I have books from my childhood and they, for the most part, will stay. Far more than books they are physical reminders of my own history and even though I’ve not read some of them for decades I remember their tales and don’t want those memories to slip away.

Yet I’ve changed and the passing of the books from my life reflect that change. Things important to me “then” are not longer so. I’m in the same body but a much different person than I was in the years those books were part of my life. Theology, pastoral care, apologetics, ministry, even literature have been caught up in the swirl of my own evolution. What was necessary then doesn’t seem so necessary now. What was orthodox then is no longer Orthodox now and my bookshelf reflects this.

Part of me, of course, hates to give up any book just on principle. I still have, and probably will always have, a collection of various Bibles rescued from some place or another. I simply don’t know, for sure, how to give such a book a dignified exit. Yet I don’t feel the need, as well, to carry every book from every part of my life along with me for the rest of the journey. Don’t get me wrong.

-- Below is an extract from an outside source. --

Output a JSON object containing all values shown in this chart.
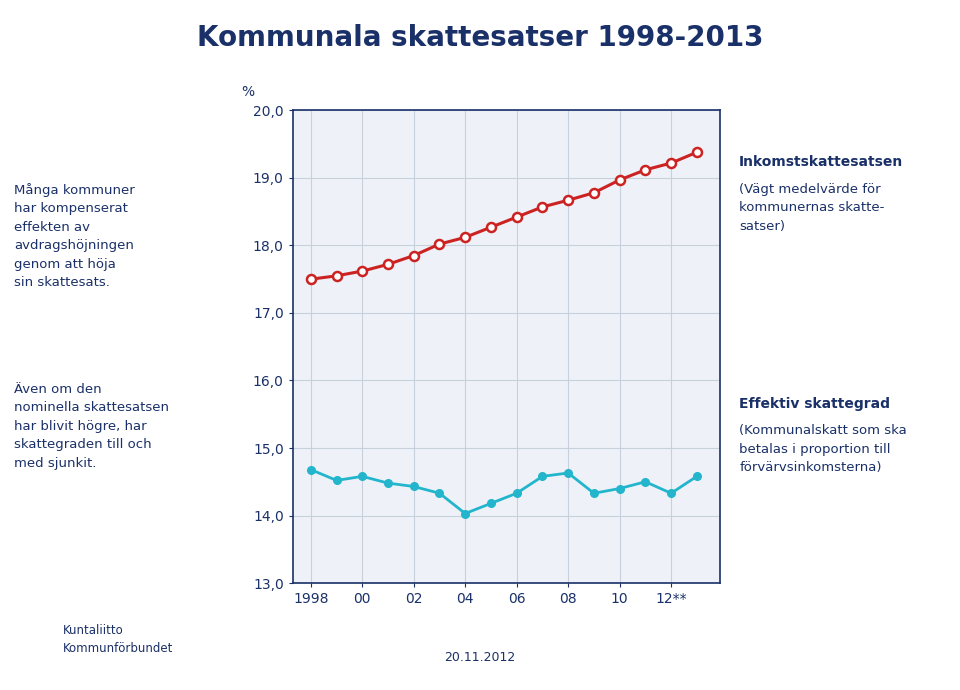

I’m grateful for their presence and have enjoyed the part they played in my life. Yet, even they are not eternal and to get where I need to go I need to lighten my load.

So, goodbye to some of my good friends, the books that have gone with me through this life. You aren’t garbage and your destiny is to be recycled back into paper so you can emerge, if the fates allow, as a book in your next life, someone else’s treasure and memory. I needed you and loved you then, and in a way I always will.  Yet there’s miles to go, for me, and the older I get the less of the physical world I want to carry on my shoulders. Heaven is out there and some day I’ll need to fly.